Tourism has emerged as one of the most rapidly growing sectors in the Arctic region and one towards which many hubs are turning.
For a great number of tourists and global tourism companies alike, the Arctic has evoked images of unspoilt wild landscapes, extreme climate and an ideal place to escape the pressures of everyday life!
Often stimulated by news of retreating ice caps and diminishing populations of polar bear, there is also a strong perspective, generated externally, of the Arctic as somewhere to visit soon before it changes beyond recognition or disappears altogether.
That vision, however, only tells a fraction of the story as to how tourism is being produced and experienced in diverse ways across the Arctic. More than an industry or just an economic activity.
Arctic tourism hubs are showing how important environmental and socio-culture considerations have to be blended together to generate sustainable benefits.
Where are the tourism hubs located?
Nine different tourism hubs have been selected by the ArcticHubs project for closer research and analysis, in order to tease out appropriate solutions in diverse settings.
Greenland (Nuup Kangerlua #14); Iceland (Westfjords #13); Faroe Islands (Suðuroy #15); Norway (Varangerfjord #10, Svalbard #11, Egersund #12); Finland (Inari #3, Kittilä #4); Russia (Khibiny mountains #16)

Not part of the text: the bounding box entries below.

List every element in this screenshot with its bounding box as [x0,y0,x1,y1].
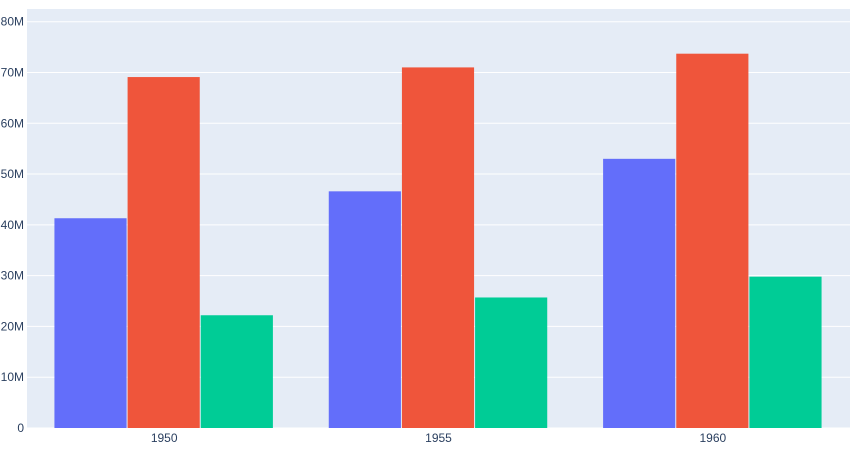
x-axis-ticks: 1950 1955 1960 [151,431,727,445]
bar[interactable] [676,53,749,429]
y-tick-label: 20M [1,319,24,333]
y-tick-label: 70M [1,65,24,79]
y-tick-label: 30M [1,269,24,283]
y-tick-label: 40M [1,218,24,232]
bar[interactable] [475,297,548,428]
bar[interactable] [127,77,200,428]
y-tick-label: 10M [1,370,24,384]
bar[interactable] [54,218,127,428]
y-tick-label: 60M [1,116,24,130]
bar[interactable] [401,67,475,428]
bars [54,53,822,429]
y-tick-label: 50M [1,167,24,181]
bar[interactable] [749,276,822,428]
bar[interactable] [603,158,676,428]
x-tick-label: 1960 [699,431,726,445]
y-tick-label: 80M [1,15,24,29]
x-tick-label: 1950 [151,431,178,445]
bar[interactable] [328,191,401,428]
bar[interactable] [200,315,273,428]
y-tick-label: 0 [17,421,24,435]
y-axis-ticks: 0 10M 20M 30M 40M 50M 60M 70M 80M [1,15,25,435]
x-tick-label: 1955 [425,431,452,445]
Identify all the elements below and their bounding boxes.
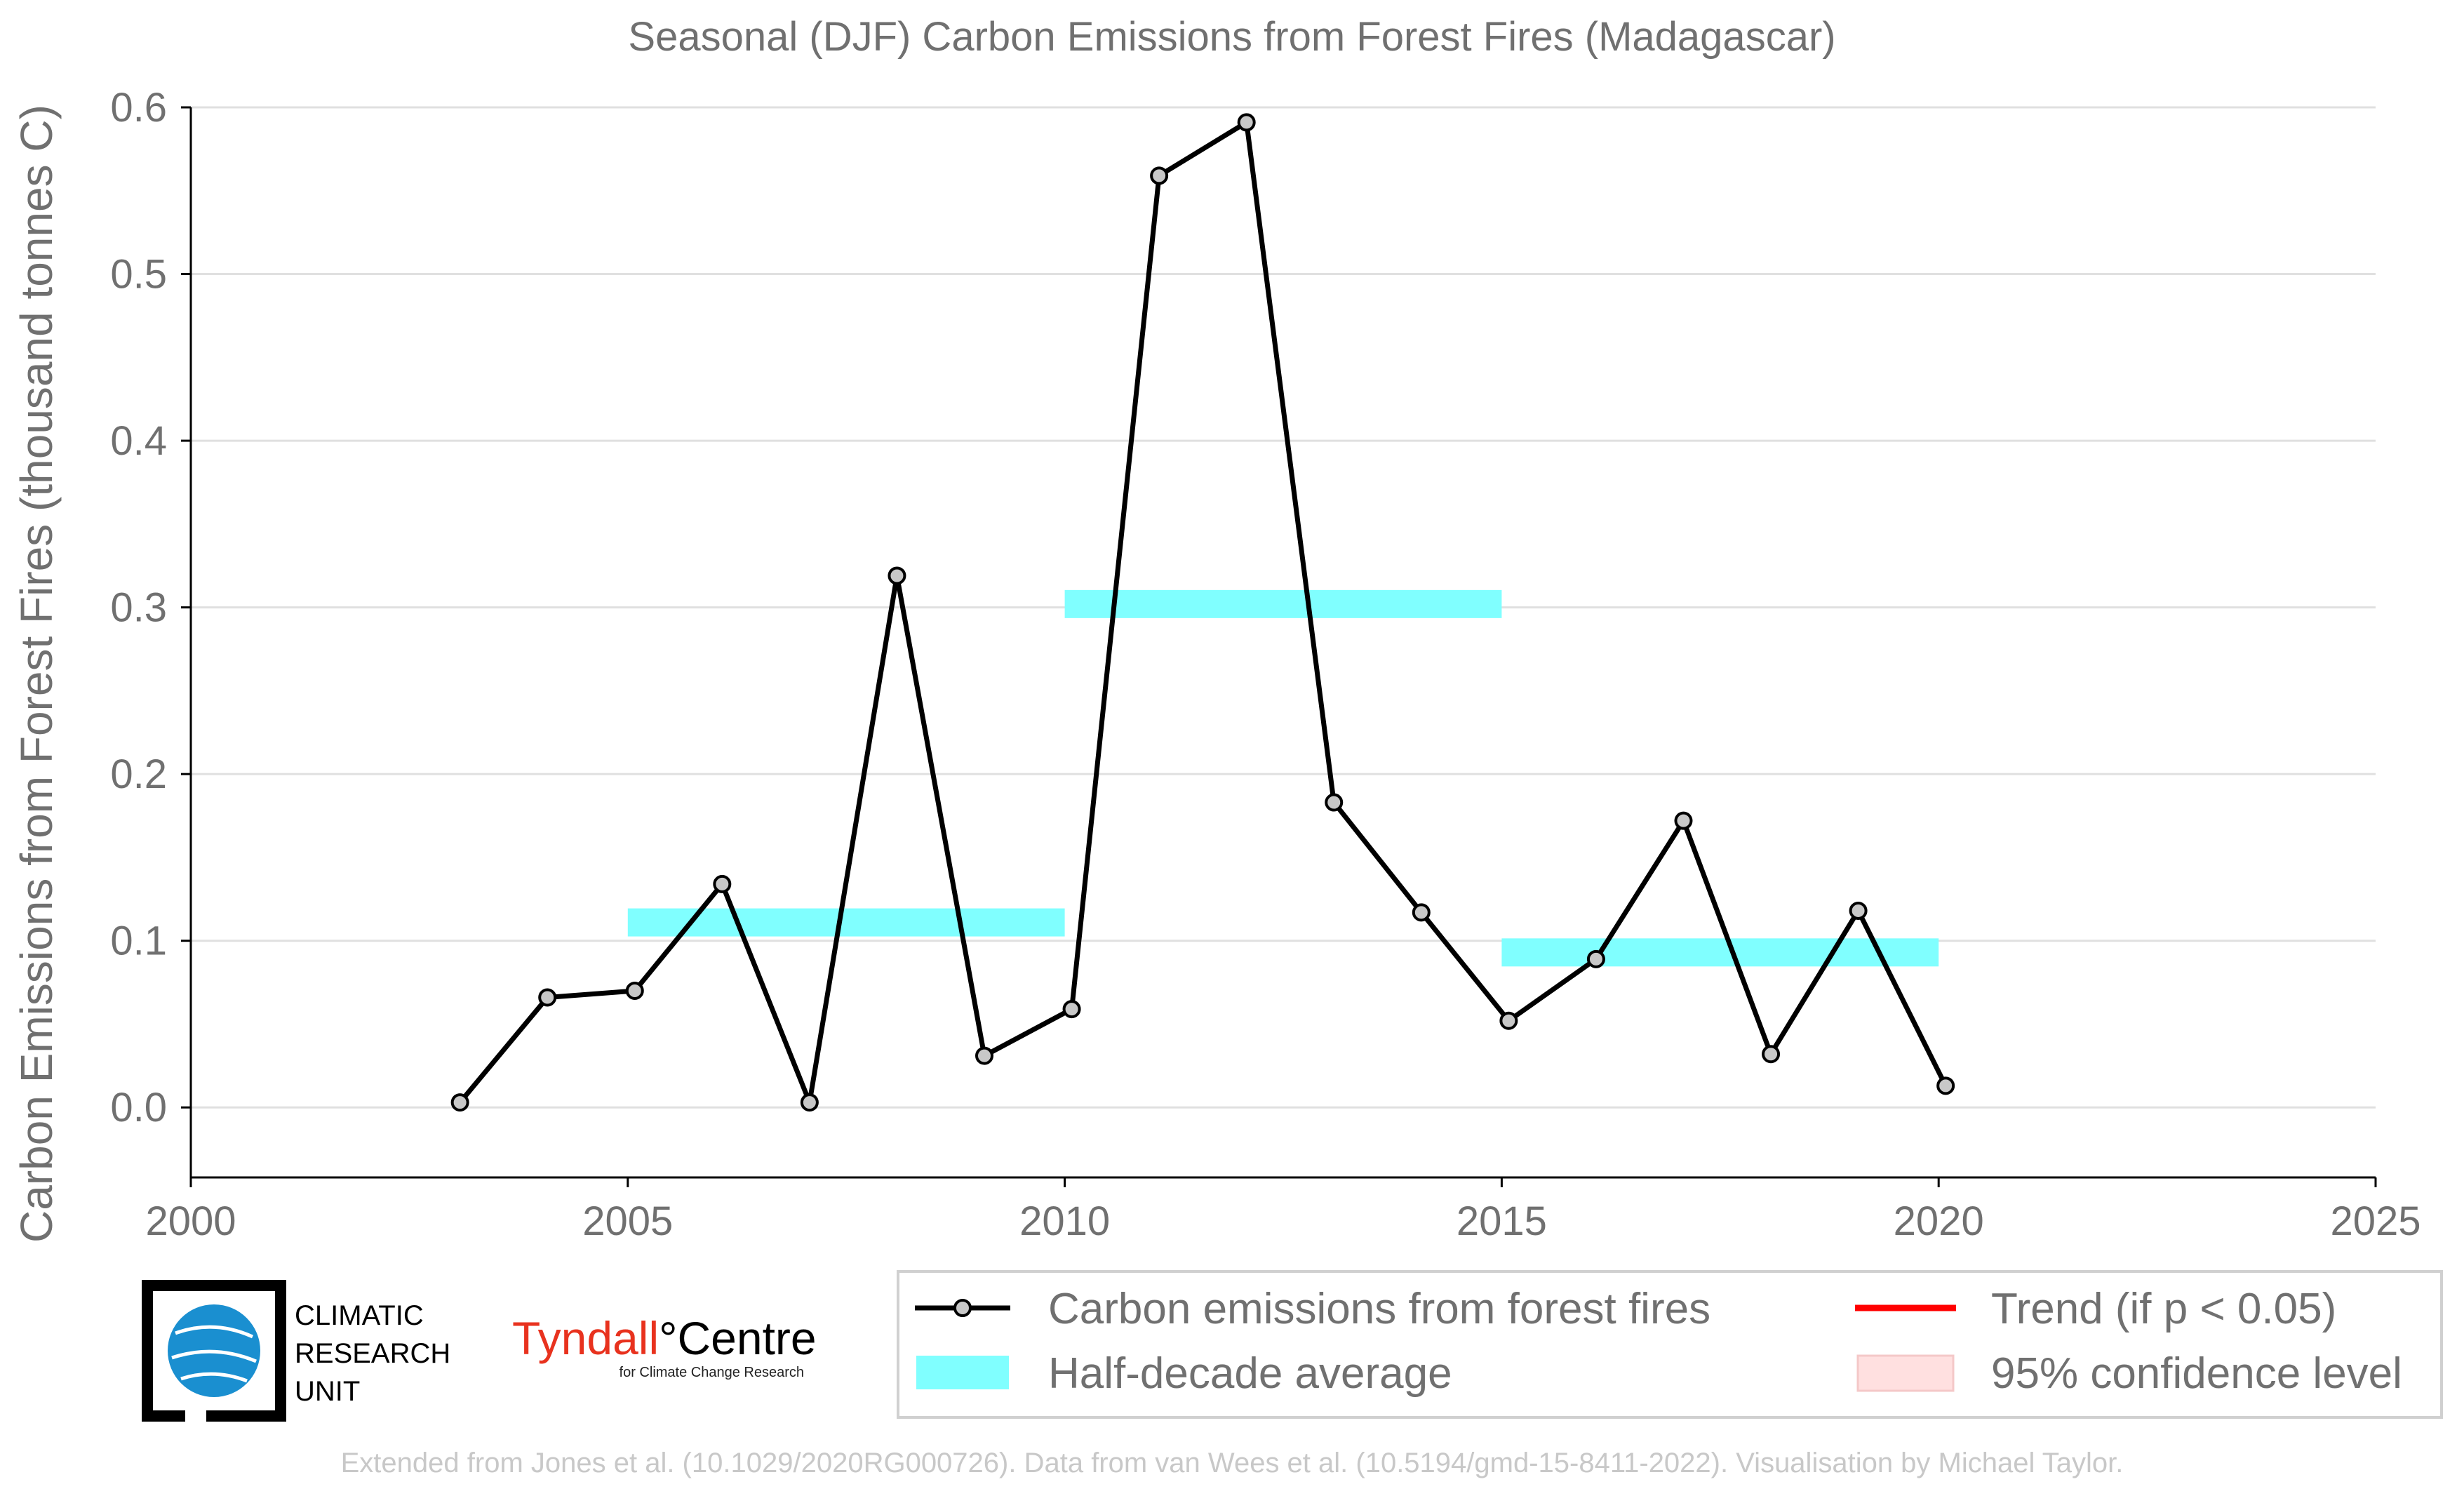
legend-frame xyxy=(897,1270,2443,1419)
data-point xyxy=(1849,901,1868,920)
cru-logo-frame-icon xyxy=(142,1280,241,1422)
data-point xyxy=(713,874,732,893)
data-point xyxy=(1586,949,1605,968)
cru-text-line-3: UNIT xyxy=(295,1376,360,1407)
y-axis-label: Carbon Emissions from Forest Fires (thou… xyxy=(11,105,62,1243)
data-point xyxy=(1936,1076,1955,1095)
legend-confidence-label: 95% confidence level xyxy=(1991,1349,2402,1398)
footer-credits: Extended from Jones et al. (10.1029/2020… xyxy=(341,1448,2124,1478)
y-tick-label: 0.2 xyxy=(110,752,167,797)
series-carbon-emissions xyxy=(450,113,1955,1112)
cru-logo: CLIMATIC RESEARCH UNIT xyxy=(142,1280,450,1422)
y-tick-label: 0.5 xyxy=(110,252,167,298)
data-point xyxy=(975,1046,994,1065)
cru-text-line-1: CLIMATIC xyxy=(295,1300,424,1331)
tyndall-black-text: °Centre xyxy=(659,1312,817,1364)
x-tick-label: 2025 xyxy=(2330,1198,2421,1244)
y-tick-label: 0.4 xyxy=(110,418,167,464)
legend-series-marker-icon xyxy=(953,1299,972,1317)
y-tick-label: 0.1 xyxy=(110,919,167,964)
data-point xyxy=(800,1093,819,1112)
data-point xyxy=(450,1093,469,1112)
tyndall-logo: Tyndall°Centre for Climate Change Resear… xyxy=(512,1312,817,1380)
legend-confidence-swatch-icon xyxy=(1856,1354,1955,1392)
tyndall-subtitle: for Climate Change Research xyxy=(620,1365,804,1380)
chart-title: Seasonal (DJF) Carbon Emissions from For… xyxy=(628,14,1835,60)
data-point xyxy=(1762,1045,1781,1064)
legend-trend-label: Trend (if p < 0.05) xyxy=(1991,1285,2336,1333)
half-decade-average-bar xyxy=(1501,938,1939,967)
cru-text-line-2: RESEARCH xyxy=(295,1338,450,1369)
tyndall-red-text: Tyndall xyxy=(512,1312,659,1364)
x-tick-label: 2000 xyxy=(145,1198,236,1244)
data-point xyxy=(1325,793,1344,812)
legend-series-label: Carbon emissions from forest fires xyxy=(1048,1285,1710,1333)
x-tick-label: 2005 xyxy=(582,1198,673,1244)
y-tick-label: 0.3 xyxy=(110,585,167,631)
x-tick-label: 2010 xyxy=(1019,1198,1110,1244)
gridlines xyxy=(191,106,2376,1109)
data-point xyxy=(1674,811,1693,830)
y-tick-label: 0.0 xyxy=(110,1085,167,1130)
data-point xyxy=(1237,113,1256,132)
legend-average-swatch-icon xyxy=(916,1356,1009,1389)
cru-logo-frame-icon-right xyxy=(206,1280,286,1422)
data-point xyxy=(538,988,557,1007)
axes: 0.0 0.1 0.2 0.3 0.4 0.5 0.6 2000 2005 2010 2015 202… xyxy=(110,85,2421,1244)
data-point xyxy=(1412,903,1431,922)
svg-text:Tyndall°Centre: Tyndall°Centre xyxy=(512,1312,817,1364)
data-point xyxy=(888,566,906,585)
data-point xyxy=(1150,166,1169,185)
series-line xyxy=(457,119,1948,1105)
legend: Carbon emissions from forest fires Half-… xyxy=(897,1270,2443,1419)
data-point xyxy=(1499,1011,1518,1030)
half-decade-averages xyxy=(627,589,1939,967)
x-tick-label: 2020 xyxy=(1894,1198,1984,1244)
half-decade-average-bar xyxy=(1064,589,1502,618)
legend-average-label: Half-decade average xyxy=(1048,1349,1452,1398)
y-tick-label: 0.6 xyxy=(110,85,167,131)
x-tick-label: 2015 xyxy=(1457,1198,1547,1244)
data-point xyxy=(625,981,644,1000)
data-point xyxy=(1062,1000,1081,1019)
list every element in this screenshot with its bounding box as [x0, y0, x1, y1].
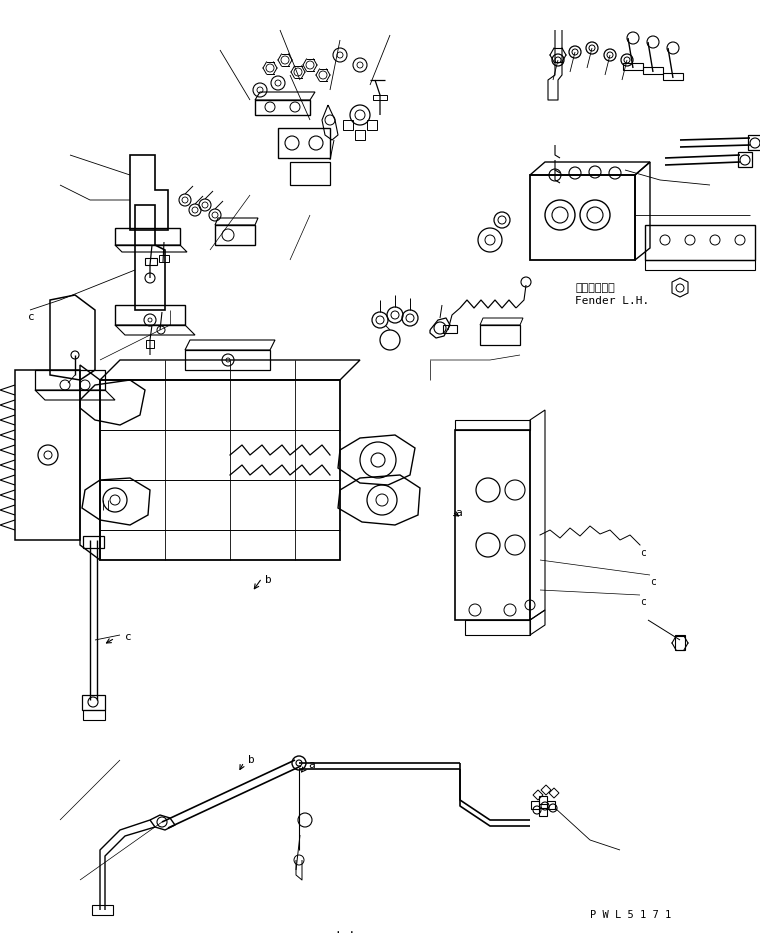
Text: b: b [265, 575, 272, 585]
Text: フェンダ　左: フェンダ 左 [575, 283, 615, 293]
Text: a: a [308, 760, 315, 770]
Text: c: c [640, 548, 646, 558]
Text: c: c [650, 577, 656, 587]
Text: a: a [455, 508, 462, 518]
Text: c: c [125, 632, 131, 642]
Text: b: b [248, 755, 255, 765]
Text: c: c [28, 312, 35, 322]
Text: c: c [640, 597, 646, 607]
Text: . .: . . [335, 925, 355, 935]
Text: Fender L.H.: Fender L.H. [575, 296, 649, 306]
Text: P W L 5 1 7 1: P W L 5 1 7 1 [590, 910, 671, 920]
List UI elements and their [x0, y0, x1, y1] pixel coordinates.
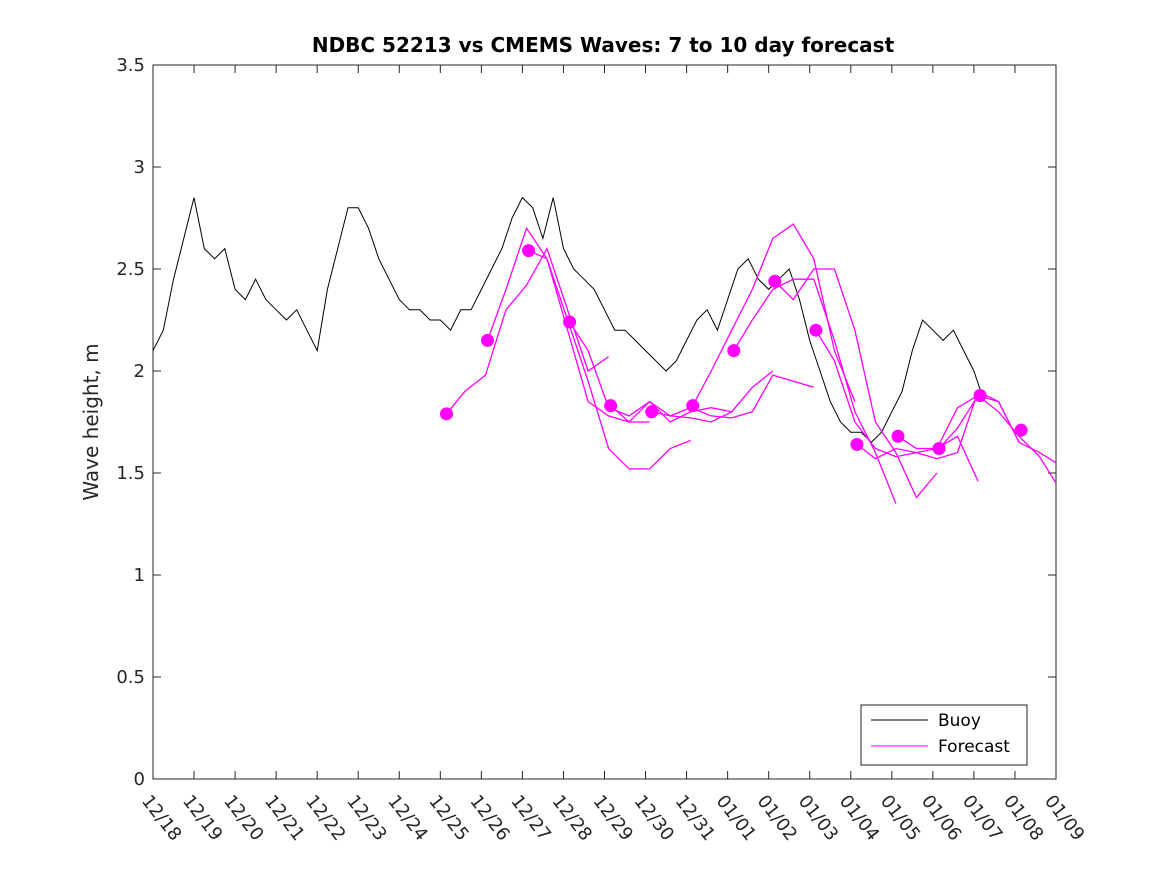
forecast-marker: [563, 315, 577, 329]
y-tick-label: 1: [134, 565, 145, 586]
x-tick-label: 01/06: [917, 791, 965, 845]
forecast-series-line: [938, 394, 1057, 464]
forecast-series-line: [651, 374, 814, 419]
forecast-marker: [768, 274, 782, 288]
x-tick-label: 12/18: [137, 791, 185, 845]
forecast-series-line: [856, 390, 1020, 460]
x-tick-label: 12/26: [465, 791, 513, 845]
forecast-marker: [686, 399, 700, 413]
x-tick-label: 01/03: [794, 791, 842, 845]
y-tick-label: 2.5: [116, 259, 145, 280]
forecast-marker: [604, 399, 618, 413]
y-tick-label: 3.5: [116, 55, 145, 76]
x-tick-label: 12/21: [260, 791, 308, 845]
forecast-series-line: [610, 370, 774, 423]
x-tick-label: 12/27: [506, 791, 554, 845]
forecast-series-line: [445, 247, 609, 415]
buoy-series-line: [152, 196, 985, 444]
x-tick-label: 12/29: [589, 791, 637, 845]
legend-forecast-label: Forecast: [938, 737, 1010, 757]
x-tick-label: 12/22: [301, 791, 349, 845]
x-tick-label: 01/09: [1040, 791, 1088, 845]
x-tick-label: 01/01: [712, 791, 760, 845]
forecast-marker: [645, 405, 659, 419]
y-tick-label: 0.5: [116, 667, 145, 688]
y-axis-label: Wave height, m: [79, 343, 103, 500]
legend-buoy-label: Buoy: [938, 711, 981, 731]
y-tick-label: 2: [134, 361, 145, 382]
forecast-series-line: [692, 223, 856, 407]
chart-title: NDBC 52213 vs CMEMS Waves: 7 to 10 day f…: [312, 33, 895, 57]
y-tick-label: 3: [134, 157, 145, 178]
x-tick-label: 01/02: [753, 791, 801, 845]
x-tick-label: 12/24: [383, 791, 431, 845]
x-tick-label: 01/05: [876, 791, 924, 845]
forecast-marker: [891, 429, 905, 443]
forecast-series-line: [528, 250, 691, 470]
x-tick-label: 01/04: [835, 791, 883, 845]
forecast-marker: [481, 333, 495, 347]
x-tick-label: 12/23: [342, 791, 390, 845]
x-tick-label: 12/20: [219, 791, 267, 845]
x-tick-label: 12/25: [424, 791, 472, 845]
legend: Buoy Forecast: [860, 704, 1028, 766]
forecast-marker: [439, 407, 453, 421]
x-tick-label: 01/07: [958, 791, 1006, 845]
forecast-marker: [932, 442, 946, 456]
forecast-marker: [809, 323, 823, 337]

These nine sites represent both long established destinations, along with many newcomer tourism hotspots. A number of hubs have become port calls for adventure cruise ships in locations such as Svalbard, Iceland and Greenland, which until Covid-19 in 2020 had become a rapid growth area for the sector.
What research questions?
Our research questions aim to open out the simplified marketing vision of tourism in the Arctic which obscures a whole suite of further issues. Prominent amongst these, the ArcticHubs researchers will be looking for solutions regarding the following points:
- Training and education – that allows responses to emerging job opportunities with the appropriate local skills services.
- SMEs and local entrepreneurship – focusing on smaller local business and how they can thrive alongside the stronger influence of external global players.
- Destination management models – developed alongside other land-uses, with both local and global stakeholders.
- Consideration for and input from indigenous and other local knowledges or aspects of heritage.
From Greenland in the West, to Russia in the East, tourism hubs will explore sustainable practice whilst ‘Unpacking the Arctic’.